Origine et usage :
Il s’agit d’un autre concept d’apparence anodin qui se prête à de nombreuses interprétations. La Chine a intégré ce concept à sa résolution au Conseil des droits de l’homme de l’ONU sur la « Promotion d’une coopération mutuellement avantageuse dans le domaine des droits de l’homme », qui a été de nouveau adoptée en 2021 et réaffirme que les travaux du Conseil doivent être guidés par « l’universalité, l’impartialité, l’objectivité et la non-sélectivité et s’inscrire dans le cadre d’un dialogue et d’une coopération constructifs ».
Cette formulation est tirée du document fondateur du Conseil, la résolution 60/251 de l’Assemblée générale de l’ONU, dans laquelle il est clairement inscrit que ces principes sont essentiels pour « favoriser la promotion et la défense de tous les droits de l’homme ». Cependant, dans ce cadre de l’Assemblée générale de l’ONU, le dialogue et la coopération constructifs ne sont pas une fin en soi, mais un moyen d’atteindre une fin.
En outre, dans la version de la Chine, le mot « constructif » semble avoir une signification considérablement plus chargée, à l’opposé de ce qu’elle qualifie de « dénonciation ciblée » (c’est-à-dire le fait d’identifier et de discuter des violations « honteuses » des droits humains de certains États plutôt que s’en tenir à des principes et sujets plus vastes). Au titre de cette interprétation, le dialogue ne semble pas être considéré comme « constructif » s’il concerne des préoccupations spécifiques liées à des violations des droits humains ou toute pratique portant atteinte à l’image de la Chine.
En réalité, les autorités ont rapidement empêché la diffusion d’informations sur les questions d’intérêt général, par exemple en réduisant au silence Li Wenliang, le médecin chinois qui avait essayé de prévenir de l’épidémie de coronavirus à la fin de l’année 2019 et avait été immédiatement été réprimandé par les autorités de Wuhan pour « diffusion de rumeurs », avant de contracter lui-même le COVID-19 et d’en mourir au début de l’année 2020.
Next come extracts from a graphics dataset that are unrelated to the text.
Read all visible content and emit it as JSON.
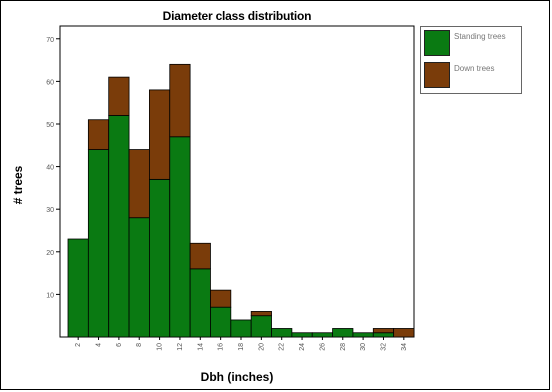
{
  "chart_data": {
    "type": "bar",
    "stacked": true,
    "title": "Diameter class distribution",
    "xlabel": "Dbh (inches)",
    "ylabel": "# trees",
    "categories": [
      "2",
      "4",
      "6",
      "8",
      "10",
      "12",
      "14",
      "16",
      "18",
      "20",
      "22",
      "24",
      "26",
      "28",
      "30",
      "32",
      "34"
    ],
    "series": [
      {
        "name": "Standing trees",
        "color": "#0a7a12",
        "values": [
          23,
          44,
          52,
          28,
          37,
          47,
          16,
          7,
          4,
          5,
          2,
          1,
          1,
          2,
          1,
          1,
          0
        ]
      },
      {
        "name": "Down trees",
        "color": "#7a3c0a",
        "values": [
          0,
          7,
          9,
          16,
          21,
          17,
          6,
          4,
          0,
          1,
          0,
          0,
          0,
          0,
          0,
          1,
          2
        ]
      }
    ],
    "ylim": [
      0,
      73
    ],
    "yticks": [
      10,
      20,
      30,
      40,
      50,
      60,
      70
    ],
    "grid": false,
    "legend": "right"
  }
}
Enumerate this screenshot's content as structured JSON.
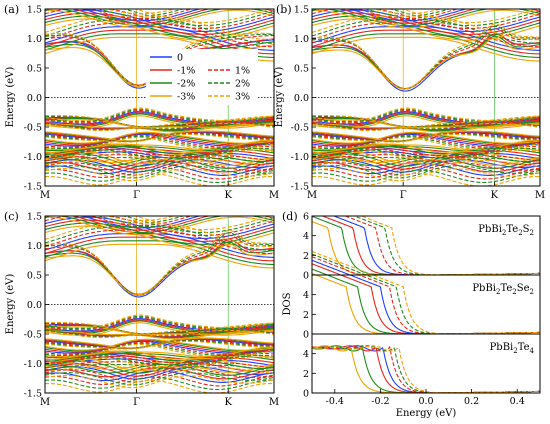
{
  "series_styles": [
    {
      "name": "0",
      "color": "#1f3fff",
      "dash": "solid"
    },
    {
      "name": "-1%",
      "color": "#e8261e",
      "dash": "solid"
    },
    {
      "name": "-2%",
      "color": "#1d8c1a",
      "dash": "solid"
    },
    {
      "name": "-3%",
      "color": "#f2a100",
      "dash": "solid"
    },
    {
      "name": "1%",
      "color": "#e8261e",
      "dash": "dashed"
    },
    {
      "name": "2%",
      "color": "#1d8c1a",
      "dash": "dashed"
    },
    {
      "name": "3%",
      "color": "#f2a100",
      "dash": "dashed"
    }
  ],
  "chart_data": [
    {
      "panel": "(a)",
      "type": "line",
      "kind": "band-structure",
      "ylabel": "Energy (eV)",
      "ylim": [
        -1.5,
        1.5
      ],
      "yticks": [
        1.5,
        1.0,
        0.5,
        0.0,
        -0.5,
        -1.0,
        -1.5
      ],
      "xticks": [
        "M",
        "Γ",
        "K",
        "M"
      ],
      "xtick_positions": [
        0,
        1,
        2,
        2.5
      ],
      "fermi_level": 0.0,
      "legend": {
        "position": "center",
        "entries": [
          "0",
          "-1%",
          "-2%",
          "-3%",
          "1%",
          "2%",
          "3%"
        ]
      },
      "cbm_at_gamma": {
        "0": 0.15,
        "-1%": 0.18,
        "-2%": 0.15,
        "-3%": 0.12,
        "1%": 0.22,
        "2%": 0.24,
        "3%": 0.26
      },
      "vbm_at_gamma": {
        "0": -0.28,
        "-1%": -0.3,
        "-2%": -0.32,
        "-3%": -0.35,
        "1%": -0.26,
        "2%": -0.24,
        "3%": -0.22
      }
    },
    {
      "panel": "(b)",
      "type": "line",
      "kind": "band-structure",
      "ylabel": "Energy (eV)",
      "ylim": [
        -1.5,
        1.5
      ],
      "yticks": [
        1.5,
        1.0,
        0.5,
        0.0,
        -0.5,
        -1.0,
        -1.5
      ],
      "xticks": [
        "M",
        "Γ",
        "K",
        "M"
      ],
      "xtick_positions": [
        0,
        1,
        2,
        2.5
      ],
      "fermi_level": 0.0,
      "cbm_at_gamma": {
        "0": 0.1,
        "-1%": 0.12,
        "-2%": 0.1,
        "-3%": 0.08,
        "1%": 0.16,
        "2%": 0.18,
        "3%": 0.2
      },
      "vbm_at_gamma": {
        "0": -0.28,
        "-1%": -0.3,
        "-2%": -0.32,
        "-3%": -0.35,
        "1%": -0.26,
        "2%": -0.24,
        "3%": -0.22
      }
    },
    {
      "panel": "(c)",
      "type": "line",
      "kind": "band-structure",
      "ylabel": "Energy (eV)",
      "ylim": [
        -1.5,
        1.5
      ],
      "yticks": [
        1.5,
        1.0,
        0.5,
        0.0,
        -0.5,
        -1.0,
        -1.5
      ],
      "xticks": [
        "M",
        "Γ",
        "K",
        "M"
      ],
      "xtick_positions": [
        0,
        1,
        2,
        2.5
      ],
      "fermi_level": 0.0,
      "cbm_at_gamma": {
        "0": 0.12,
        "-1%": 0.14,
        "-2%": 0.12,
        "-3%": 0.1,
        "1%": 0.17,
        "2%": 0.19,
        "3%": 0.21
      },
      "vbm_at_gamma": {
        "0": -0.28,
        "-1%": -0.3,
        "-2%": -0.32,
        "-3%": -0.35,
        "1%": -0.26,
        "2%": -0.24,
        "3%": -0.22
      }
    },
    {
      "panel": "(d)",
      "type": "line",
      "kind": "density-of-states",
      "xlabel": "Energy (eV)",
      "ylabel": "DOS",
      "xlim": [
        -0.5,
        0.5
      ],
      "xticks": [
        -0.4,
        -0.2,
        0.0,
        0.2,
        0.4
      ],
      "subplots": [
        {
          "label": "PbBi2Te2S2",
          "ylim": [
            0,
            6
          ],
          "yticks": [
            0,
            2,
            4,
            6
          ],
          "band_edge": {
            "-3%": -0.43,
            "-2%": -0.37,
            "-1%": -0.32,
            "0": -0.27,
            "1%": -0.22,
            "2%": -0.18,
            "3%": -0.15
          }
        },
        {
          "label": "PbBi2Te2Se2",
          "ylim": [
            0,
            6
          ],
          "yticks": [
            0,
            2,
            4
          ],
          "band_edge": {
            "-3%": -0.35,
            "-2%": -0.3,
            "-1%": -0.24,
            "0": -0.2,
            "1%": -0.16,
            "2%": -0.13,
            "3%": -0.1
          }
        },
        {
          "label": "PbBi2Te4",
          "ylim": [
            0,
            6
          ],
          "yticks": [
            0,
            2,
            4
          ],
          "band_edge": {
            "-3%": -0.33,
            "-2%": -0.28,
            "-1%": -0.22,
            "0": -0.19,
            "1%": -0.16,
            "2%": -0.14,
            "3%": -0.12
          }
        }
      ]
    }
  ]
}
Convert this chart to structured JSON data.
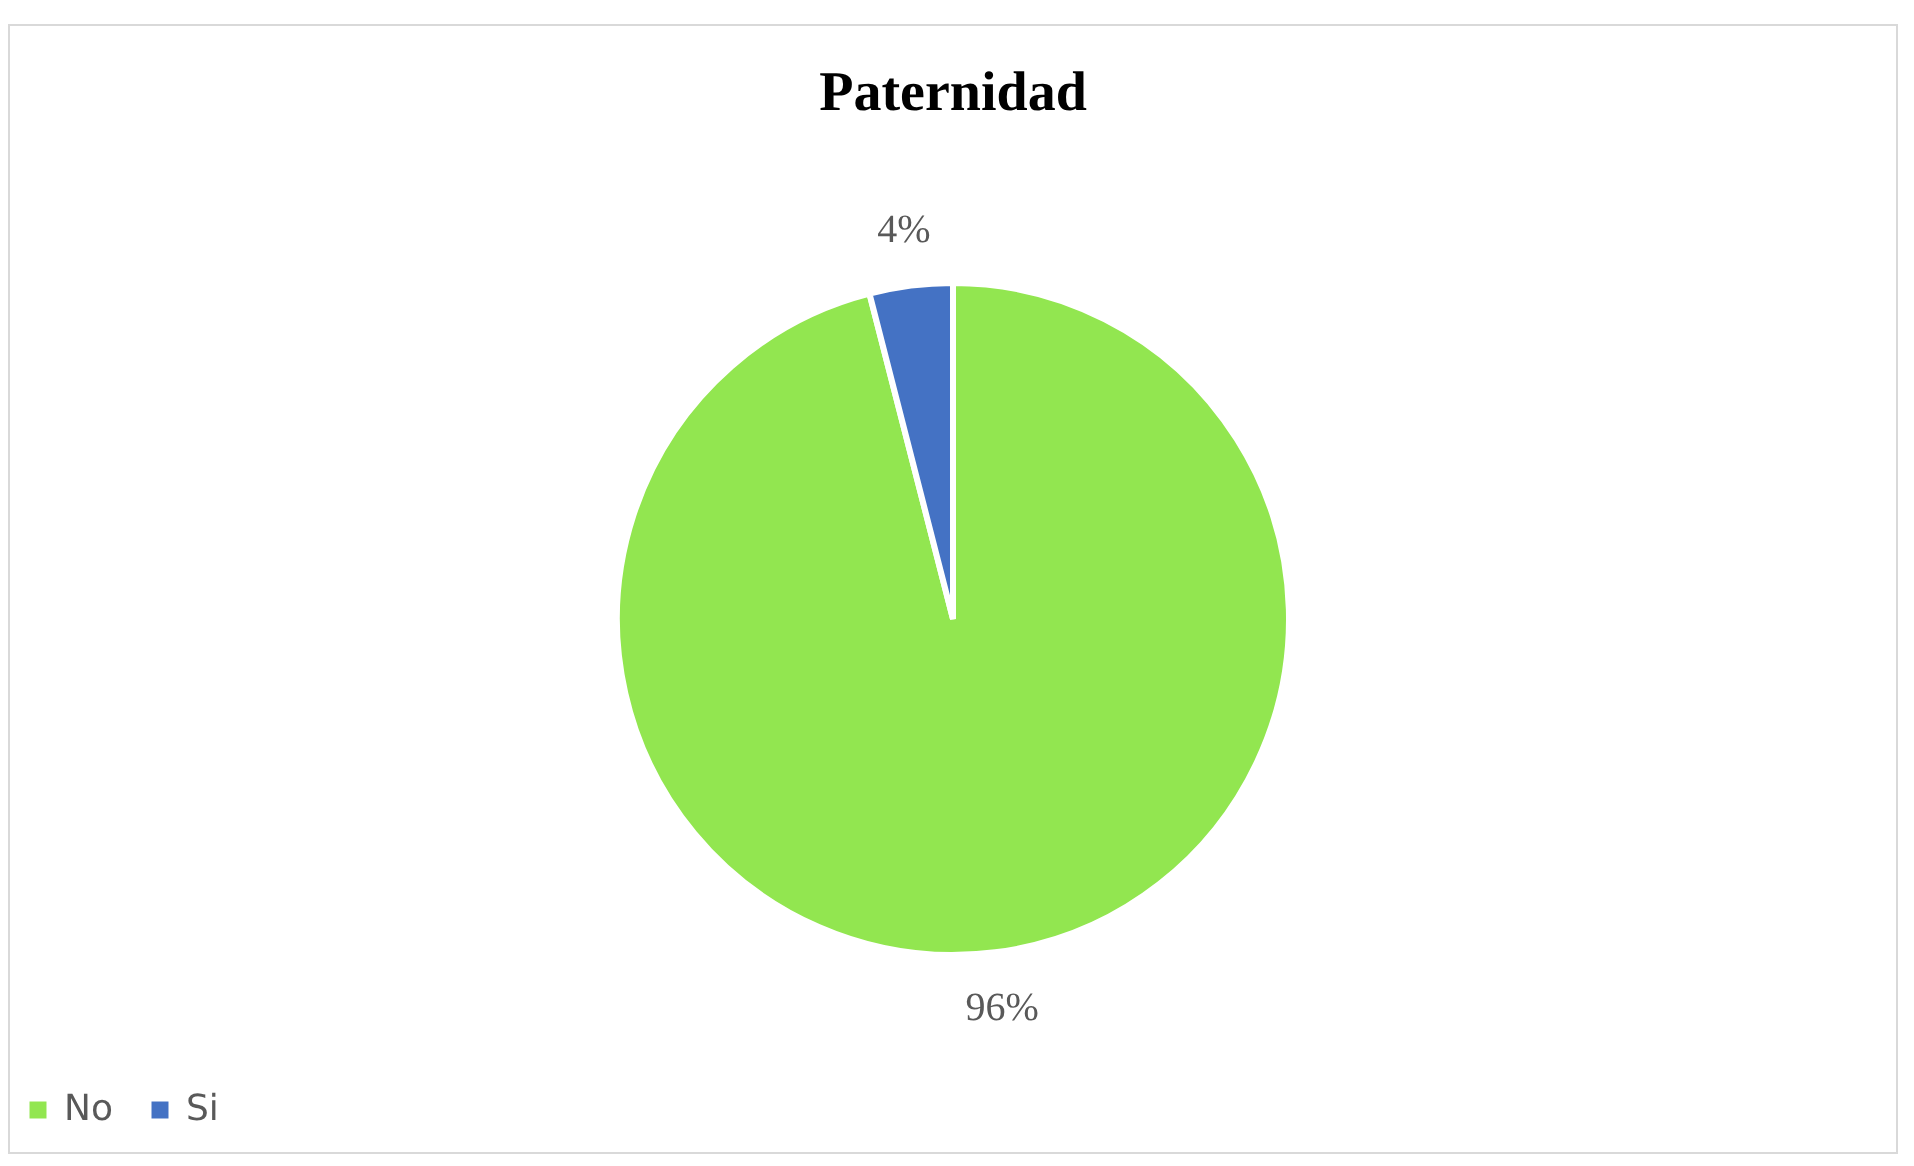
{
  "chart_data": {
    "type": "pie",
    "title": "Paternidad",
    "categories": [
      "No",
      "Si"
    ],
    "values": [
      96,
      4
    ],
    "value_labels": [
      "96%",
      "4%"
    ],
    "colors": [
      "#92e650",
      "#4472c4"
    ],
    "legend": "bottom"
  }
}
Implications pour les droits humains
Une coopération et un dialogue constructifs crédibles sur les droits humains nécessitent que tous les acteurs, pas seulement les États mais aussi les organisations de la société civile, les défenseur·e·s des droits humains, les journalistes et les populations touchées, puissent collaborer avec les mécanismes internationaux de défense des droits humains de manière ouverte et honnête, sans entrave et sans crainte de représailles. Traiter les atteintes aux droits humains et violences, y réagir et contribuer à l’obligation de rendre des comptes pour ces atteintes et violences sont un élément essentiel du mandat du Conseil des droits de l’homme de l’ONU.
Sans une communauté internationale disposée à identifier les États bafouant les droits des personnes sous leur contrôle, les désigner et leur imposer des sanctions, il serait presque impossible d’amener les gouvernements à rendre des comptes pour les violations des droits humains comme celles commises en Colombie, en Éthiopie, en Hongrie, en Russie, au Myanmar, en Syrie et ailleurs. Au lieu de cela, les victimes de violences aux mains des forces étatiques ou de grandes entreprises seraient forcées de placer tous leurs espoirs dans le « dialogue et la coopération constructifs à l’échelle internationale » pour mettre fin à leurs problèmes ou les résoudre.
Les voix de la société civile seraient mises à l’écart ou réduites au silence si elles ne sont pas « constructives » et il serait encore plus difficile pour l’ONU de soutenir et défendre les voix de ses propres experts et processus en matière de droits humains lors de l’examen d’un État membre puissant.